President Joe Biden welcomed President-elect Donald Trump back to the White House on Wednesday in a meeting between bitter rivals that was extraordinary precisely for how ordinary it all seemed.
Stiffly seated next to each other in oversized chairs in the Oval Office, the two smiled for the cameras and quietly joked among themselves. They exchanged a handshake and warm pleasantries, with Biden congratulating Trump on his electoral victory and Trump complimenting Biden for initiating a smooth transition of power.
And as Trump contemplated his return to the building that he'd left in disgrace four years ago, only to mount a stunning comeback that's set to return him to power, he chose the high road — at least for now.
"Politics is tough, and in many cases it's not a nice world," he said. "But it is a nice world today."
For the brief moment made available to reporters, the Oval Office meeting was the start of the peaceful transfer of power that Trump denied Biden four years ago.
The scene was jarringly surreal in the aftermath of a vicious campaign that both parties cast as critical to the survival of the United States, and perhaps for no one more than Biden, who had warned for years that Trump represented a threat to the very soul of the nation — and a particularly offensive figure to his own institutional sensibilities.
Biden made Trump's authoritarian instincts and efforts to overturn the 2020 election the centerpiece of his reelection campaign. Trump, in turn, spent his own run mocking Biden's mental acuity and threatening repeatedly to punish his political opponents. The last time the two had an extended back and forth, it was during the June debate that effectively doomed Biden's bid and brought his lengthy political career to an abrupt end.
"I really don't know what he said at the end of that sentence," Trump said on that stage, adopting a pitying attitude toward Biden as the president struggled to make a coherent argument.
But reunited a week after an election that delivered Trump the White House in resounding fashion, the two managed a cordial — if somewhat awkward — photo op in front of a roaring fire.
Biden and Trump then held a private discussion that ran nearly two hours, eventually drawing in chief of staff Jeff Zients and Susie Wiles, Trump's campaign manager and incoming chief of staff.
First lady Jill Biden also popped in, the White House said, congratulating Trump and delivering a letter intended for Melania Trump, who had declined to make the trip.
The White House offered few immediate details on how Trump and Biden filled their time behind closed doors, though press secretary Karine Jean-Pierre said they discussed a pair of immediate priorities in keeping the government funded and managing the handoff between the current administration and Trump's incoming team.
Biden allies ahead of the meeting said they also expected the president to touch on foreign affairs, where aides harbor deep worries about how Trump will upend diplomatic relations amid wars in Ukraine and the Middle East.
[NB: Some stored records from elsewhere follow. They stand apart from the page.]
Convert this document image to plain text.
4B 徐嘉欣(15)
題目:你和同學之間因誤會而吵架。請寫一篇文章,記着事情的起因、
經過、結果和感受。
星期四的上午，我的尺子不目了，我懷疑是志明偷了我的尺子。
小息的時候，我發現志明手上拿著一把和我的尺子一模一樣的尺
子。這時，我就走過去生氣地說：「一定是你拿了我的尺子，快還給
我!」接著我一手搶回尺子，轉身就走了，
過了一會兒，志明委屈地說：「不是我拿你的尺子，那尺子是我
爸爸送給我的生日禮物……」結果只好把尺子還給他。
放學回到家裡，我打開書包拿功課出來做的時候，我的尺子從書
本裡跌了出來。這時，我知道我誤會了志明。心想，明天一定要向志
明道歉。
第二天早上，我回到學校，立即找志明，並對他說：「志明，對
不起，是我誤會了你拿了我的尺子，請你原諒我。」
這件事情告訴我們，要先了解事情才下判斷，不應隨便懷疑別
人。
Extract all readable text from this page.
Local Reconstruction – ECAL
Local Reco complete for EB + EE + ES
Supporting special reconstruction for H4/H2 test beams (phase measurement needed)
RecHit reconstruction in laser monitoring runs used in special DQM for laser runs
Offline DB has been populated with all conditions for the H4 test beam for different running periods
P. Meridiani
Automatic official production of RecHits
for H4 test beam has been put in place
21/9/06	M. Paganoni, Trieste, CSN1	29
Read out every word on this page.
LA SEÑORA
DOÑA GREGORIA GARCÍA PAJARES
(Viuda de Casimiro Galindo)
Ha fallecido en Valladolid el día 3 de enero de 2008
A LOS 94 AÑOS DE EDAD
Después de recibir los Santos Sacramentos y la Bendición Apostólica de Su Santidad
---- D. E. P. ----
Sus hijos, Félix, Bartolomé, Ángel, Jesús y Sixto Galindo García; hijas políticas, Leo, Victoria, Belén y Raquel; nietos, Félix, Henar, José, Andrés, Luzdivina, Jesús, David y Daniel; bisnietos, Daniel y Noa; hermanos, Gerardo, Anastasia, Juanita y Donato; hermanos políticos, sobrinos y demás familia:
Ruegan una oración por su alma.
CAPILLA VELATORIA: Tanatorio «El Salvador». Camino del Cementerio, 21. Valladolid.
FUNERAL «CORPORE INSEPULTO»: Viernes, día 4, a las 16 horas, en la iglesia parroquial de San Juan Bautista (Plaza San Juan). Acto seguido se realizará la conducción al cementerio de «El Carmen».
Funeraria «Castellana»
Trump has opposed continuing aid to Ukraine in its fight against Russia, vowing instead to work with Russian President Vladimir Putin to broker a peace deal. Officials also expect him to pursue a far more permissive approach toward Israel and its offensive in Gaza, potentially worsening an already catastrophic humanitarian situation.
But neither Biden nor Trump reemerged when the meeting ended, with Trump slipping past the hundreds of reporters assembled on the White House driveway and off the premises.
"It was very cordial, very gracious," Jean-Pierre told reporters in the briefing room. "The president wants you all to know that Trump was gracious, came with a detailed set of questions."
The approach fit with Biden's broader emphasis on conducting a professional transition, viewing it as critical to reinforcing Americans' trust in elections and the strength of the nation's institutions.
Despite warning at one point earlier this year that Trump was "willing to sacrifice our democracy," Biden in the aftermath of the election ordered his aides to ensure the Trump team gets all it needs to stand up its administration. He has declined so far to voice the range of worries about Trump's inclinations that he and Vice President Kamala Harris made the centerpiece of their respective campaigns.
"We accept the choice the country made," Biden said last week in the Rose Garden. "I've said many times that you can't love your country only when you win."
It's an attitude that has doubled as a rebuke to Trump's own behavior in 2020, though perhaps not as directly as desired by some other Democrats confounded by the lack of public anxiety over Trump's return that's come from Biden and his aides to date.
When the roles were reversed four years ago, Trump refused to concede and never invited Biden to the Oval Office. Instead, the then-president embarked on a weekslong effort to overturn the results of the election, a bid that culminated in the Jan. 6 attack on the Capitol.
The insurrection — and Trump's decision to stoke such election denialism — drove Biden's decision to run for reelection at 81 despite widespread doubts about his age and ability that would eventually catch up to him. The president, he and his allies argued throughout the doomed bid, was the only one who had beaten Trump before.
And as he sat alongside Trump on Wednesday in the Oval, preparing to hand the reins back to the twice-impeached convicted felon he once dismissed as a "loser," he remained the only one.